S’il ne souhaite pas raconter les aspects de sa vie privée, Ali Benmakhlouf dévoile tout de la réflexion qu’il a développée durant sa carrière. Il est aujourd’hui l’un des philosophes francophones les plus suivis, notamment sur l’héritage de la philosophie arabo-musulmane. Il revient pour Zamane sur la pensée des grands esprits maghrébins en temps d’épidémie, de la nature et de la place du langage, et aussi sur la confiscation par l’Occident des valeurs humanistes. Entretien et brève histoire de la philosophie de nos ancêtres…
En ces temps de crise sanitaire majeure, il semble que la raison et le mysticisme sont prêts à se livrer un duel encore plus intense. Au Maroc, l’Etat a décidé de fermer les mosquées, avec la bénédiction d’une grande majorité de citoyens, mais pas tous.
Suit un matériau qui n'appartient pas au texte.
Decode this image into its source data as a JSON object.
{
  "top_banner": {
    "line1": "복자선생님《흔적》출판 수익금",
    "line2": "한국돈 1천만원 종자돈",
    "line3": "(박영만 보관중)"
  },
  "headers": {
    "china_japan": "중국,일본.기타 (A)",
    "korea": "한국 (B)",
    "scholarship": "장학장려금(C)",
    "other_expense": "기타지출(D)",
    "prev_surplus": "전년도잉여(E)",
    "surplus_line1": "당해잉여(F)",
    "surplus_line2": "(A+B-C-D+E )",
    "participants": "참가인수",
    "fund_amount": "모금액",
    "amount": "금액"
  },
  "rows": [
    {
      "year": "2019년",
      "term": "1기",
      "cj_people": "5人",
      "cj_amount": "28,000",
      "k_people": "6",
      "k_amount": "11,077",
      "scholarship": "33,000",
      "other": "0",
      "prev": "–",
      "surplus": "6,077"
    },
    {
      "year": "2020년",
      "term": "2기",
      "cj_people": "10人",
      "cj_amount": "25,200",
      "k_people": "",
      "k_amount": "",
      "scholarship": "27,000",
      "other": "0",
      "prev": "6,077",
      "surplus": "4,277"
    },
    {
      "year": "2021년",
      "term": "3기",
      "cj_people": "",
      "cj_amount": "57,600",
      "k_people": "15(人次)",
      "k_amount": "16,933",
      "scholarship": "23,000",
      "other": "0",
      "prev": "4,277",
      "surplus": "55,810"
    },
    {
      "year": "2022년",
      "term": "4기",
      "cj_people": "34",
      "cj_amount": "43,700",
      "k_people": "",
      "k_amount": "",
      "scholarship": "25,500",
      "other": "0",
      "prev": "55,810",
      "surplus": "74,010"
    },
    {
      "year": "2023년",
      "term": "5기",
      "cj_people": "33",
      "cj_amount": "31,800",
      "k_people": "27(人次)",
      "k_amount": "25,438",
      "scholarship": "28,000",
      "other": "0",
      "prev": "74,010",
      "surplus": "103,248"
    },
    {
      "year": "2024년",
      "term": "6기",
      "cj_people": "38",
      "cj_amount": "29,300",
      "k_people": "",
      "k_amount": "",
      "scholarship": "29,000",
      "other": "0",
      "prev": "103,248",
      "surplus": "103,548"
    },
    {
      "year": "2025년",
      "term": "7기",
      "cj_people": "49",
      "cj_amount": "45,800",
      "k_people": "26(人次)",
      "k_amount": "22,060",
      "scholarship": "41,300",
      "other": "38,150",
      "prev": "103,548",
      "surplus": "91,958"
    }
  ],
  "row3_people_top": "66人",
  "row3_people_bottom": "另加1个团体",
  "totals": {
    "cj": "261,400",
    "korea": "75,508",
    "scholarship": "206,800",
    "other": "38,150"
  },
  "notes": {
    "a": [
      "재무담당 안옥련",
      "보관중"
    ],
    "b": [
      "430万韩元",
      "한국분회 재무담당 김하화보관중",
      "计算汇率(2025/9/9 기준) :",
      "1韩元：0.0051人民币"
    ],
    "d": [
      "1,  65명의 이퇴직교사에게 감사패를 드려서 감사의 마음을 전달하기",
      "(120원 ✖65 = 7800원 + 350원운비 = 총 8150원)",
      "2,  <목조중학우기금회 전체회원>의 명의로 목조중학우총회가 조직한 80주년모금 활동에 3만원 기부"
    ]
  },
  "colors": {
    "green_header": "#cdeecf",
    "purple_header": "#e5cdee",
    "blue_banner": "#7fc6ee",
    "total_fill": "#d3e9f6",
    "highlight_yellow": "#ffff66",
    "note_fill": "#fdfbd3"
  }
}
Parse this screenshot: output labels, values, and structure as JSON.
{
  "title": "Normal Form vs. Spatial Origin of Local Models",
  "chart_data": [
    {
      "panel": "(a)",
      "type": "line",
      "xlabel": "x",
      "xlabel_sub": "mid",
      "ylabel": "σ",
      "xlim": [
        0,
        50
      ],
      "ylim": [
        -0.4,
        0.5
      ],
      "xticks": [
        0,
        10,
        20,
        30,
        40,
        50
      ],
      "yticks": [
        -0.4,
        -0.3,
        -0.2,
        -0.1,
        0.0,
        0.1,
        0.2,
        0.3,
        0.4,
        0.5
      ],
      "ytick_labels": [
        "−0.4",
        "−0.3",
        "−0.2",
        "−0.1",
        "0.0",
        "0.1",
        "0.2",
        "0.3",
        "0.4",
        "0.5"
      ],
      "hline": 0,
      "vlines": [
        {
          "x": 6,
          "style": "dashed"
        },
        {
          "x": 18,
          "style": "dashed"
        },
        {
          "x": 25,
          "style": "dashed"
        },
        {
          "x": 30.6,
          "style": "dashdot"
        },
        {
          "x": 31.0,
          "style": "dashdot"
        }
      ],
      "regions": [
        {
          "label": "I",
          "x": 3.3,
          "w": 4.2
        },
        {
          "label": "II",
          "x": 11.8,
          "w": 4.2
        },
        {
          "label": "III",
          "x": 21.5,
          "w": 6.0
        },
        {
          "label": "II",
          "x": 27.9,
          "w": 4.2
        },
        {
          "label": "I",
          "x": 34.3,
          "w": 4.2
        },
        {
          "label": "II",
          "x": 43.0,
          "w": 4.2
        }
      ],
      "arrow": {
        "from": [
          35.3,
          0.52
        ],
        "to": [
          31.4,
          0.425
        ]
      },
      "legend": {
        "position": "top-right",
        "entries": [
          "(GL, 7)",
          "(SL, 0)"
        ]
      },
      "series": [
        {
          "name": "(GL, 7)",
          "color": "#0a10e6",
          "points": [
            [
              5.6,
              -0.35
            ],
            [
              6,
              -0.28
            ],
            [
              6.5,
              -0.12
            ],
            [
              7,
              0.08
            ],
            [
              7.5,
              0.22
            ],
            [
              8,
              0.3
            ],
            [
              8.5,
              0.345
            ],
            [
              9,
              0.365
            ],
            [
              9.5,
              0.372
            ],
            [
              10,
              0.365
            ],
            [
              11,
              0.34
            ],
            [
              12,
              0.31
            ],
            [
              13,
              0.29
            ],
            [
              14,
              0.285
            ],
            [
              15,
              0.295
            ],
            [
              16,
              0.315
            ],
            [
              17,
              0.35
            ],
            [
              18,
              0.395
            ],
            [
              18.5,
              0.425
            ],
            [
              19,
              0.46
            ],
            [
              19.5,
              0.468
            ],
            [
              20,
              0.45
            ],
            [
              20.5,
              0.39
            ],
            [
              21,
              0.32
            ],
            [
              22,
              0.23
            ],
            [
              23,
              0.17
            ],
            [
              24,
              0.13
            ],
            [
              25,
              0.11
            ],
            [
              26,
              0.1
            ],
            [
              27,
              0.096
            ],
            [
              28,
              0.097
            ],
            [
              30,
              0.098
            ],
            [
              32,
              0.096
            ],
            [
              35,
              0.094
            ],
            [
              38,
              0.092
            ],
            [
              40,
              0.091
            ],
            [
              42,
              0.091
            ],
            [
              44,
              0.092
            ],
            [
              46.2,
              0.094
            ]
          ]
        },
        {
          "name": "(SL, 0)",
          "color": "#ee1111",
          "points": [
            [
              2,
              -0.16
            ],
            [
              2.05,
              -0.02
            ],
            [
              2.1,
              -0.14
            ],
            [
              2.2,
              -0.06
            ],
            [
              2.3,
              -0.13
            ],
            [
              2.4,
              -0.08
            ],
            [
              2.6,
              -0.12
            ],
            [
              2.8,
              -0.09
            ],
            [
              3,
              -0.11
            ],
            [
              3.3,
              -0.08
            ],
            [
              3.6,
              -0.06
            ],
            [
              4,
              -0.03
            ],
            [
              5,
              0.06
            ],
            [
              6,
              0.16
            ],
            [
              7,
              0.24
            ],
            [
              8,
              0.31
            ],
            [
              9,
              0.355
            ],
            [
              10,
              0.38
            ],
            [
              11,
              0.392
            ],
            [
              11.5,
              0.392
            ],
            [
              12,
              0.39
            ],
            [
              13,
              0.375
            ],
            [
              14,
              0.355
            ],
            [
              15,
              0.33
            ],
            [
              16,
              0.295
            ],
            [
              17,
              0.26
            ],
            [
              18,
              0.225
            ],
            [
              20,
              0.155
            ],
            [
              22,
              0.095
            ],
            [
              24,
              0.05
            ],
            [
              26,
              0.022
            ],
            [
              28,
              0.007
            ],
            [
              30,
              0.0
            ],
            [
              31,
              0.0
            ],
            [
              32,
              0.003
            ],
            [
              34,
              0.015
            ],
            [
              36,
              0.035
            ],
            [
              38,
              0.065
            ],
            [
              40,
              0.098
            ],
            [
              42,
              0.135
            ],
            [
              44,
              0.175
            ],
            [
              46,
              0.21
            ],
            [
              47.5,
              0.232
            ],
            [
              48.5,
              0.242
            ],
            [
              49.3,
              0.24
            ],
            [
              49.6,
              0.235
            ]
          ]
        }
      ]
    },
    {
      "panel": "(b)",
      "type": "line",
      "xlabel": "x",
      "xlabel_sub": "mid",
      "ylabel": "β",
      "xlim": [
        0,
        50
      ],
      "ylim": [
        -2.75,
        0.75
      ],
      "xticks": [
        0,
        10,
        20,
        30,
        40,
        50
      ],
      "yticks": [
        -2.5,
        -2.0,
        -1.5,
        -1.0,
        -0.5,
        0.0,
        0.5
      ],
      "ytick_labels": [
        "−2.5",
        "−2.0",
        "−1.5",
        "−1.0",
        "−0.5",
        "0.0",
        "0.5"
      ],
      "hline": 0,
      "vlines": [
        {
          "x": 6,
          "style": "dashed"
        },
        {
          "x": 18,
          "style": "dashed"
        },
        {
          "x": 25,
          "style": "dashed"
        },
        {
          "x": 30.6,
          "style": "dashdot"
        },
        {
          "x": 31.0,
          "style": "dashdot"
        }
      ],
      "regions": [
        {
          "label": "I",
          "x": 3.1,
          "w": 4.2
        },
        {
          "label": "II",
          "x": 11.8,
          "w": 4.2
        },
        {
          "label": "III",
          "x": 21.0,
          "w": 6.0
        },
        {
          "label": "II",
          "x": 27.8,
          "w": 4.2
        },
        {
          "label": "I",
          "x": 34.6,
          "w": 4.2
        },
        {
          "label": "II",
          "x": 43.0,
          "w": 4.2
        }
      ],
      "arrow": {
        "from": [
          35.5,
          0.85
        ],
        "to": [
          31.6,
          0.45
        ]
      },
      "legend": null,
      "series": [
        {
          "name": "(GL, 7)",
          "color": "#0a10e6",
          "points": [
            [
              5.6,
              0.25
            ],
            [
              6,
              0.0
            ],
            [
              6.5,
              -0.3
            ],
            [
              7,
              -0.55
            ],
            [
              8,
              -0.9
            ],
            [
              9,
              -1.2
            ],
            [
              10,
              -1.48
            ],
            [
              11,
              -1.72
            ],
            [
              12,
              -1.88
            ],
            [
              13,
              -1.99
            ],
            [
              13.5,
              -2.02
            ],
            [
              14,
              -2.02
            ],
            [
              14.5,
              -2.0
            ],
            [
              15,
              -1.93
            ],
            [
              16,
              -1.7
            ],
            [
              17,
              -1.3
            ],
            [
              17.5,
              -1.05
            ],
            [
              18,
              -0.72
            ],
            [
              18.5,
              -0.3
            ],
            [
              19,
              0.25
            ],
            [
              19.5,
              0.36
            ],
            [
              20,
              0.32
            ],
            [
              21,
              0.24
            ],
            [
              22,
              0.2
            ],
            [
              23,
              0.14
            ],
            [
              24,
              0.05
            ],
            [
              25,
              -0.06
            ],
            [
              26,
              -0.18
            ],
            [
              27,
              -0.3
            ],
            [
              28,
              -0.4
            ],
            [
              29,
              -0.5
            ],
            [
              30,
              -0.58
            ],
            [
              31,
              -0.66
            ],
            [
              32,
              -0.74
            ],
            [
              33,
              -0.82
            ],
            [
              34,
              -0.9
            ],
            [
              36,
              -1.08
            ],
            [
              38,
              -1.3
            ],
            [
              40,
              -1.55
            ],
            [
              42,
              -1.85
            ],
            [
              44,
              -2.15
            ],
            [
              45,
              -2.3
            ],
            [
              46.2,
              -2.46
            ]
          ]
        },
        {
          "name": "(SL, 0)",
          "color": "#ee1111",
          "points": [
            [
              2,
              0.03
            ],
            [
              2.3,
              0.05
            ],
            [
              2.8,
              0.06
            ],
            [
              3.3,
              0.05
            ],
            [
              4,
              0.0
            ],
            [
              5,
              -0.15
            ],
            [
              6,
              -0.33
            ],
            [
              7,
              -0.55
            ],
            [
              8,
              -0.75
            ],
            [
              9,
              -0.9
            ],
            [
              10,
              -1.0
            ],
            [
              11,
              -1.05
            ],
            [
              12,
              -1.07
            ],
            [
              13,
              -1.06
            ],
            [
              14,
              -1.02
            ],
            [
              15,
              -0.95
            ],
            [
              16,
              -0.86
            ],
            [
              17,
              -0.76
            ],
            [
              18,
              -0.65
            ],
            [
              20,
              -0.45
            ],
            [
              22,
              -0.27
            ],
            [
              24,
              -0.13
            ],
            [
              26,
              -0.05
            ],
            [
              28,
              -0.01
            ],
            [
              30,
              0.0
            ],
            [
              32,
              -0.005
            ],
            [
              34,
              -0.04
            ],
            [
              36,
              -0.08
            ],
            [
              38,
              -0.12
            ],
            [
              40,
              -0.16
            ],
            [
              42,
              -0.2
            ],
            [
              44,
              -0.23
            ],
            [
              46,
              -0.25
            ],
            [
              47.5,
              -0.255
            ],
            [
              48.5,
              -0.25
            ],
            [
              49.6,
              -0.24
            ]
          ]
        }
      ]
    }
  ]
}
Comment expliquer les voix récalcitrantes ?
En période d’urgence vitale, il faut faire taire toutes les controverses. L’urgence absolue est de tout mettre en œuvre pour freiner la propagation du virus. C’est en réponse à cette urgence que la décision de fermer les mosquées a été prise. Nous ne sommes pas dans un débat où la place de la spiritualité est à définir. C’est dans le souci de préserver la vie de tous que ces mesures ont été prises, et non pas contre la religion. Ceux qui ont du mal à accepter les mesures ne sont, à mon avis, simplement pas conscients de la dangerosité d’un virus insidieux, avec des cas asymptomatiques et une contagiosité contre-intuitive. Cette situation exceptionnelle contraint chacun de nous à une rupture avec son mode de vie. C’est cela aussi ce que certains ont du mal à comprendre. Concernant la pratique du culte, il s’agit encore une fois de rapporter les choses à l’urgence vitale. Il faut comprendre que la nécessité, du point de vue du croyant, est la prière et non pas le lieu où s’exerce le culte.
Les épidémies étaient monnaie courante dans l’Histoire. Qu’avez-vous appris à ce sujet lors de vos études sur les grands penseurs arabes du Moyen Âge par exemple ?
J’ai en tête l’exemple d’Ibn Khaldoun, confronté de son vivant à une terrible épidémie au XIVème siècle. Ce fléau ravageur avait alors décimé une grande partie de l’Afrique du Nord, y compris des membres de sa propre famille. Les gens avaient déjà une conscience aiguë de cette contagiosité. Etymologiquement, le mot épidémie vient des mots grecs «épi», soit quelque chose qui plane, qui est au-dessus, et «démos», c’est-à-dire le peuple. Précisément, depuis Hippocrate, la littérature gréco-arabe a consigné ces phénomènes de maladies contagieuses qui déciment une partie de l’espèce humaine, notamment les épisodes de peste qui ont ravagé le Moyen Âge méditerranéen.